Voters have said they were motivated by frustration with crimes and high inflation, which is at 8.2%, the highest in 40 years.
In New York, fears of rising crime were also a factor as incumbent Democratic Gov. Kathy Hochul faced a tough challenge from Republican Lee Zeldin.
According to a Washington Post analysis, nearly 300 Republicans on the ballot for midterms had questioned the validity of the last presidential election.
By late Tuesday more than 140 of those had won their races, including House and Senate seats, as well as state-level contests.
Among the 2020 election deniers winning Tuesday were congresswoman Marjorie Taylor Greene and Katie Britt, who ran for Alabama's open US Senate seat.

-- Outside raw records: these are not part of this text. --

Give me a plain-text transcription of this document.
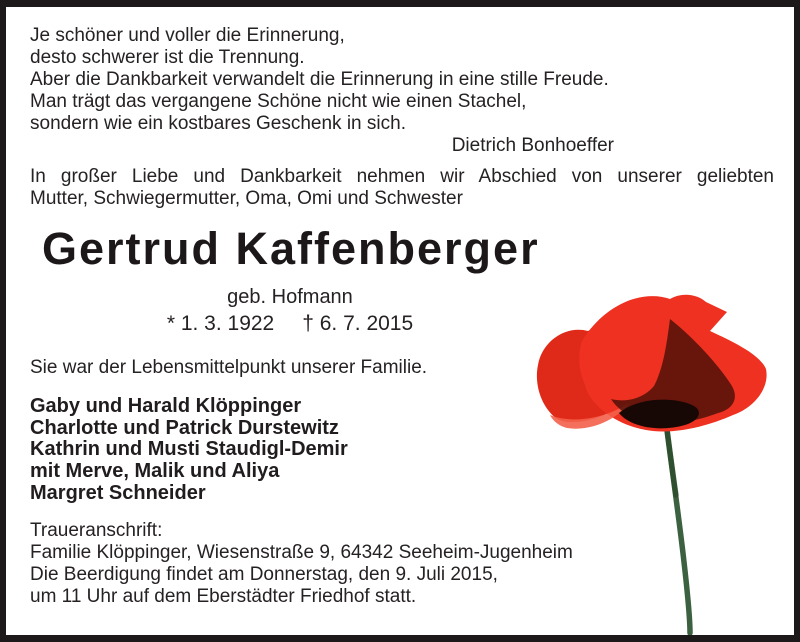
Je schöner und voller die Erinnerung,
desto schwerer ist die Trennung.
Aber die Dankbarkeit verwandelt die Erinnerung in eine stille Freude.
Man trägt das vergangene Schöne nicht wie einen Stachel,
sondern wie ein kostbares Geschenk in sich.
Dietrich Bonhoeffer
In großer Liebe und Dankbarkeit nehmen wir Abschied von unserer geliebten
Mutter, Schwiegermutter, Oma, Omi und Schwester
Gertrud Kaffenberger
geb. Hofmann
* 1. 3. 1922 † 6. 7. 2015
Sie war der Lebensmittelpunkt unserer Familie.
Gaby und Harald Klöppinger
Charlotte und Patrick Durstewitz
Kathrin und Musti Staudigl-Demir
mit Merve, Malik und Aliya
Margret Schneider
Traueranschrift:
Familie Klöppinger, Wiesenstraße 9, 64342 Seeheim-Jugenheim
Die Beerdigung findet am Donnerstag, den 9. Juli 2015,
um 11 Uhr auf dem Eberstädter Friedhof statt.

Florida Governor Ron DeSantis, a leading contender for the Republican presidential nomination in 2024, defeated Democratic Representative Charlie Crist, Edison projected.
Trump, who cast his ballot in Florida, has frequently hinted at a third presidential run. He said on Monday that he would make a "big announcement" on Nov. 15.
Democrats suffered disappointment in Ohio as writer J.D. Vance, a Trump-endorsed chronicler of working-class white life, won a Senate seat.
Despite major wins for Republicans, there were setbacks for supporters of former President Donald Trump such as Doug Mastriano, a far-right conspiracy theorist who failed in his bid to become Pennsylvania governor. He lost to Democrat Josh Shapiro.
Vote-counting is ongoing in Arizona, the southwestern state that has become ground zero for election denialism, and which has several key races.
Arizona's Republican candidates for a US Senate seat and secretary of state have also said they would not have certified Biden's win in the state.
Trump had endorsed more than 200 Republicans in their nominating contests for Tuesday's elections.